• Black Sleep, The

    Released by: MGM
    Released on: 3/15/2011
    Director: Reginald LeBorg
    Cast: Basil Rathbone, Lon Chaney Jr., Bela Lugosi, John Carradine, Tor Johnson, Akim Tamiroff
    Year: 1956
    Purchase From Amazon

    The Movie:

    Reginald LeBorg’s 1956 film The Black Sleep, also known under the alternate title of Dr. Cadman’s Secret, begins in 1872 when Dr. Ramsey (Herbert Rudley) is to be hanged for a murder of which he is completely innocent. His friend and colleague, Sir Joel Cadman (Basil Rathbone), administers a strange drug called The Black Sleep to Ramsey that will allow him to fake his own death and escape the hangman’s noose, while Cadman will talk wise and convince the powers that be to let him take his departed friends corpse to deal with. This works and Ramsey begins to help Cadman with his research using The Black Sleep to put patients into a death like state so that they can perform brain surgery on them in the deep reaches of Cadman’s creepy old castle home, which also happens to be where Cadman imprisons those who he operated on with varying degrees of success. In essence, he has a basement full of lobotomized mutants.

    The reason that Cadman is so obsessed with his work is so that he can find a way to bring back his wife, Angelina (Louanna Gardner), who lies dormant in a coma and who has been that way for some time now. But Cadman will soon learn that experimenting on people’s brains isn’t quite so free of consequence as he would like it to be.
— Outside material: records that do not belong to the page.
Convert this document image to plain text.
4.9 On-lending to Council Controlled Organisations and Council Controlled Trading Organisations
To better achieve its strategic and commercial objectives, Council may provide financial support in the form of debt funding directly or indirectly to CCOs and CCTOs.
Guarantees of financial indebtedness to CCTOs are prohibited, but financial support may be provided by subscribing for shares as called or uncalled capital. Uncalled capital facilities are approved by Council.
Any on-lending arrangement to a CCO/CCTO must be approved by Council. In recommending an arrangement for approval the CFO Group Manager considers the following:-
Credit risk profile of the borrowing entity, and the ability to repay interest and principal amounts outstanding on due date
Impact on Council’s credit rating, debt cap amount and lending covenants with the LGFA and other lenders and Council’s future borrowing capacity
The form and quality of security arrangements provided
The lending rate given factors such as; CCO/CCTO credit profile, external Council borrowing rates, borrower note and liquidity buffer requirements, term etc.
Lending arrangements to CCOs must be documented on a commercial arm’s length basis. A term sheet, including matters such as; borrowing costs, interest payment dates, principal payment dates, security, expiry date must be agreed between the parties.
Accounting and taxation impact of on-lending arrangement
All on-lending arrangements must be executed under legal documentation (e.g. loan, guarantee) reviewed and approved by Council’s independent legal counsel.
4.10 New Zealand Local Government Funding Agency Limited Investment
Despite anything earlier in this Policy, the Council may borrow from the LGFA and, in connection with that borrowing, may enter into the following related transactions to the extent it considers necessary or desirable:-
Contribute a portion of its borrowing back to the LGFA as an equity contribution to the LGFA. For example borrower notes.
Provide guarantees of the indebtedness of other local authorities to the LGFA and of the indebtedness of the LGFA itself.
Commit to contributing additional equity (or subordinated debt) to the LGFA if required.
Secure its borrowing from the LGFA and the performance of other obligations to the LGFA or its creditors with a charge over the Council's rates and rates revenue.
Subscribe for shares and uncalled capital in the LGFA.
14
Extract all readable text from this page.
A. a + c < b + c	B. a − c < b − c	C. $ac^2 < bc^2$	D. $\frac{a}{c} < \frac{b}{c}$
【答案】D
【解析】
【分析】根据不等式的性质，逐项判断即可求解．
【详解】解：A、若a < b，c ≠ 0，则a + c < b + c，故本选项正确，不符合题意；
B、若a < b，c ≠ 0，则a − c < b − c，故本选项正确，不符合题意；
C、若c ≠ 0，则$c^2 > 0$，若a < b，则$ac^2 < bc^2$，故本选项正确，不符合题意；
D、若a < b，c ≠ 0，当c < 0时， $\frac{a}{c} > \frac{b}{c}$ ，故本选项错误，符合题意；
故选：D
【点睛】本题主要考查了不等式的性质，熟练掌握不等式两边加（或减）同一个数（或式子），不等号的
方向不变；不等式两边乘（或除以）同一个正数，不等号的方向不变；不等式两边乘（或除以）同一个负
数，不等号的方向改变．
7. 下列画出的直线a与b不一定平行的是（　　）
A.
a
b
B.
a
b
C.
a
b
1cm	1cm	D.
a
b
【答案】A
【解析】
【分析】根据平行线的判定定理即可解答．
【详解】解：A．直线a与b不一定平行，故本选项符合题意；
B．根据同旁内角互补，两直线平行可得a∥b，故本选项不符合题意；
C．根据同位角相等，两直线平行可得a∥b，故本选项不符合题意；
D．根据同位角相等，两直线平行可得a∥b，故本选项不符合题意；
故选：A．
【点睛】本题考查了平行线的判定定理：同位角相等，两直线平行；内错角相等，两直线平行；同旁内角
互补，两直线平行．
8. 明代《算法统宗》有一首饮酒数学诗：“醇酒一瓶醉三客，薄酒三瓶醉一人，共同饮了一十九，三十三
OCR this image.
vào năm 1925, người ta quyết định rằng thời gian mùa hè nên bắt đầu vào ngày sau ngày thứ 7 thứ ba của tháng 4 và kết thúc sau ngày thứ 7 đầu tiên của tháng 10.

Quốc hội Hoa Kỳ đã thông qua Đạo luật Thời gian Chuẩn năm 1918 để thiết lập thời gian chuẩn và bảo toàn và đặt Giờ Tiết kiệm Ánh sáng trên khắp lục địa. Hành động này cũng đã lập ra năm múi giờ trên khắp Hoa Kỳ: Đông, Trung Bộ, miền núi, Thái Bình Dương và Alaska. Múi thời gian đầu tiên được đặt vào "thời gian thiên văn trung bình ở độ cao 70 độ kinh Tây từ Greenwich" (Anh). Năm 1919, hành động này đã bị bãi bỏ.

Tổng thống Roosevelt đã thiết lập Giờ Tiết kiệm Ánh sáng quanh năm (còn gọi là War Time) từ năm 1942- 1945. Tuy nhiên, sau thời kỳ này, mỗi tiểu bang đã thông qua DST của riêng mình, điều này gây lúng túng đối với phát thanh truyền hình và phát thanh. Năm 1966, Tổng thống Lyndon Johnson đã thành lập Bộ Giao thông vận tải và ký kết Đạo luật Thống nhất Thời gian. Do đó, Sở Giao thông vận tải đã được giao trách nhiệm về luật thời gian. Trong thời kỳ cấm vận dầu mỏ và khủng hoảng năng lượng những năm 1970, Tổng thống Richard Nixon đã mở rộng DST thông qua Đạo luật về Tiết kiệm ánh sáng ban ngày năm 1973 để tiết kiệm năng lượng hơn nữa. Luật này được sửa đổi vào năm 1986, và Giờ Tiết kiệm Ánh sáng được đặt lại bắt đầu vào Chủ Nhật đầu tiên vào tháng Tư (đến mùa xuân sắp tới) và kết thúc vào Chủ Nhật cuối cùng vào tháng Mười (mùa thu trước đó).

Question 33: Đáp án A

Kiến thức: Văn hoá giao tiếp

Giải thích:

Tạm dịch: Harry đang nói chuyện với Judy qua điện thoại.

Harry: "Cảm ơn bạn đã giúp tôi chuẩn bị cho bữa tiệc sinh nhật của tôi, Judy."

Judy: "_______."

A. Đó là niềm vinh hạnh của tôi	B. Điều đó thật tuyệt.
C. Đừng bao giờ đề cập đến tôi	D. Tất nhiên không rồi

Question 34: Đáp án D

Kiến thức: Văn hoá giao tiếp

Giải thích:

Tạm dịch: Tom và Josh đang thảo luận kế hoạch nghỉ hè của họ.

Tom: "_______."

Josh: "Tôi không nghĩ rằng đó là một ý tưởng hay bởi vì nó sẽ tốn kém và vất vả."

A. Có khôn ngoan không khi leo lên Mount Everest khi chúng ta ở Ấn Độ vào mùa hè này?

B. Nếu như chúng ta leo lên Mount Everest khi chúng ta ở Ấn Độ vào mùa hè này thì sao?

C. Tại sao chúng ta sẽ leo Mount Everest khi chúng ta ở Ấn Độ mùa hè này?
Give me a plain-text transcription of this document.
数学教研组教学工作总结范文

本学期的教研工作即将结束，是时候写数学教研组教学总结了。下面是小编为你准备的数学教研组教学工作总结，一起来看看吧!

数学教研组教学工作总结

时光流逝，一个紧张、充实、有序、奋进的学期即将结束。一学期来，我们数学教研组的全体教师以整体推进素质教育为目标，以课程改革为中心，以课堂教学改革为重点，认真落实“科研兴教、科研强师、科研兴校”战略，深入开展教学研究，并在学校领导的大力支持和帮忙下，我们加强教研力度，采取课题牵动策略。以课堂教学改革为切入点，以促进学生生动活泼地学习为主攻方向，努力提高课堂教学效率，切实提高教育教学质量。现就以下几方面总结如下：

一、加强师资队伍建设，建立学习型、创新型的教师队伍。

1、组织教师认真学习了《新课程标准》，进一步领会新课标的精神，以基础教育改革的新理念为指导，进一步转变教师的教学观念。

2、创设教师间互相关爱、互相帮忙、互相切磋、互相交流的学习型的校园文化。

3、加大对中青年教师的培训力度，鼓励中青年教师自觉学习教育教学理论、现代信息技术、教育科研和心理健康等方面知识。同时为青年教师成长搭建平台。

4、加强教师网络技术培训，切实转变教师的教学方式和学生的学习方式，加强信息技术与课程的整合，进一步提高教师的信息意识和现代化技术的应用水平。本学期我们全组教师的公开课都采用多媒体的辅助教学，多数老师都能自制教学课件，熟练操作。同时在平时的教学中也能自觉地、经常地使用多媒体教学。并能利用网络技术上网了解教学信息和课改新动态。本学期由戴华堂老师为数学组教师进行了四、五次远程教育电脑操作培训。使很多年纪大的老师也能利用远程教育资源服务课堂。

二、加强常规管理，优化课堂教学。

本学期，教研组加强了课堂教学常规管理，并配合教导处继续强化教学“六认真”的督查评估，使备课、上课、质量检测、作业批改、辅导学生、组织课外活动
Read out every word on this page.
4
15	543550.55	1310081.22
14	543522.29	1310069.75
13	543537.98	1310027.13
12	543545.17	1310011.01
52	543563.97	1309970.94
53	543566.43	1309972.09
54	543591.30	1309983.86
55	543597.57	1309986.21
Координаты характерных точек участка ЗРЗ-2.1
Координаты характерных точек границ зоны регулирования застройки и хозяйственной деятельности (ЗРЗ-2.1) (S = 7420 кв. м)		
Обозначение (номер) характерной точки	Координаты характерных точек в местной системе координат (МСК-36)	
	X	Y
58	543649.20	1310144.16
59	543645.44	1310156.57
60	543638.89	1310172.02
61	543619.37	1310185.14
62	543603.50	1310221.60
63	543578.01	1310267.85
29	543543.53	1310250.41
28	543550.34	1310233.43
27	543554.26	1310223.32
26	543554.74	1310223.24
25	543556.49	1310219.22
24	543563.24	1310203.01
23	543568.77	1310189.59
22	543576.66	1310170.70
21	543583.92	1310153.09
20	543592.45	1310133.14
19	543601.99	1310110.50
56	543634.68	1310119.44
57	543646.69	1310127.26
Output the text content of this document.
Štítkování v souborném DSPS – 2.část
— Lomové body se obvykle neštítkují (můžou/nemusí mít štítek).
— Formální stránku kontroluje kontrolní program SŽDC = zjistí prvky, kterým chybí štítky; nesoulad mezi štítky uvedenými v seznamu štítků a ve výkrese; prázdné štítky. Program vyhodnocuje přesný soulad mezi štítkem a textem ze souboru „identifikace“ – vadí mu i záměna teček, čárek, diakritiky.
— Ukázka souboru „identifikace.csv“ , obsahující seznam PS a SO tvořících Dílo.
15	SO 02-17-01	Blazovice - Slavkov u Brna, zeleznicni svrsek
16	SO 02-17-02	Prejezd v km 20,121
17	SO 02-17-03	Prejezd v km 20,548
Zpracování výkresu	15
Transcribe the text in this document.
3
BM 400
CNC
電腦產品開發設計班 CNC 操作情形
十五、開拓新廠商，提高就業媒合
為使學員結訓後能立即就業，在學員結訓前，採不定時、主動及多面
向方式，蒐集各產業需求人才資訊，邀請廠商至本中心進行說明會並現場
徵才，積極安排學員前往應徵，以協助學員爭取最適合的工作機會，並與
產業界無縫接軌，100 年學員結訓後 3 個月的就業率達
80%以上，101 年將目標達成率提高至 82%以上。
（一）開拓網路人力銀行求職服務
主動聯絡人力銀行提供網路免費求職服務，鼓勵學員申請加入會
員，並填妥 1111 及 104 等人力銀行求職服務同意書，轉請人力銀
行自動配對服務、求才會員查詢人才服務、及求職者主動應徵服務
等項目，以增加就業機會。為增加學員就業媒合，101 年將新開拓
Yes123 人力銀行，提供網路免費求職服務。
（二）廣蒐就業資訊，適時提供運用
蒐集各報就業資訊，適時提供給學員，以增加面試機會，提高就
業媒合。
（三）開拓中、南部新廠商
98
    Notable for supporting performances from the likes of Lon Chaney Jr., Bela Lugosi, John Carradine, Tor Johnson, and Akim Tamiroff The Black Sleep may not be the most original horror film ever made but it’s still a whole lot of fun. Carradine is unintentionally hilarious here, playing the part with as much camp and overzealousness as he cold possibly muster, while Tor Johnson lumbers around in that way that only he could. Lugosi doesn’t get as much screen time as his fan base might have hoped and his character is mute but he’s good here too, while Akim Tamiroff has an unusually sleazy quality to his screen presence that works in the film’s favor. Rathbone shines in the lead as the mad doctor, while Reginald LeBorg keeps the film moving at a good pace and makes the most of the creaky, creepy, castle locations.

    Some nice cinematography and a good melodramatic score help things a bit, though there’s an air of sadness here for some when you think that this would be the last picture Lugosi would make (he shot this after the footage for Plan 9 From Outer Space was shot and then edited into Wood’s picture after Lugosi’s death the year The Black Sleep was made), and he’s noticeably in poor health here. That said, this is a film in which John Carradine runs around with a caveman beard and lights a maid on fire and beats people with a giant club (the screen lights up when he and Tor Johnson go nuts towards the end...) – you can’t get too saddened when you’ve got that going on. Throw in a still surly Chaney and an awesome scene in which he goes nuts and chocks a character, and some neat ‘mutant’ make up effects in which human characteristics are blended with animal features and you’ve got a pretty great mad scientist monster movie.


    The 1.33.1 fullframe transfer appears to present the film in an open matte presentation. The quality of the image isn’t bad at all, with reasonable detail and fine contrast levels. There aren’t any compression artifacts of note and while some minor print damage and softness come into play here and there, everything is perfectly watchable here.

    The Dolby Digital Mono mix, in English, isn’t fancy but it gets the job done. A bit of hiss is there if you listen for it but odds are you won’t be and it’ll go unnoticed. Some scenes are a bit flat sounding but this is likely the result of the elements available.

    Most of the MGM Limited Edition DVD-R releases have been barebones, but this one actually includes the original theatrical trailer for the feature, which is a nice touch.

    The Final Word:

    More extras would have been a nice touch but at least the film is available in a decent presentation. The movie is a good one, lots of quirky fun thanks to an amazing cast and some solid direction. It’s low budget and prone to the pitfalls of plenty of other similar monster movies, but you can’t help but have a blast with this one.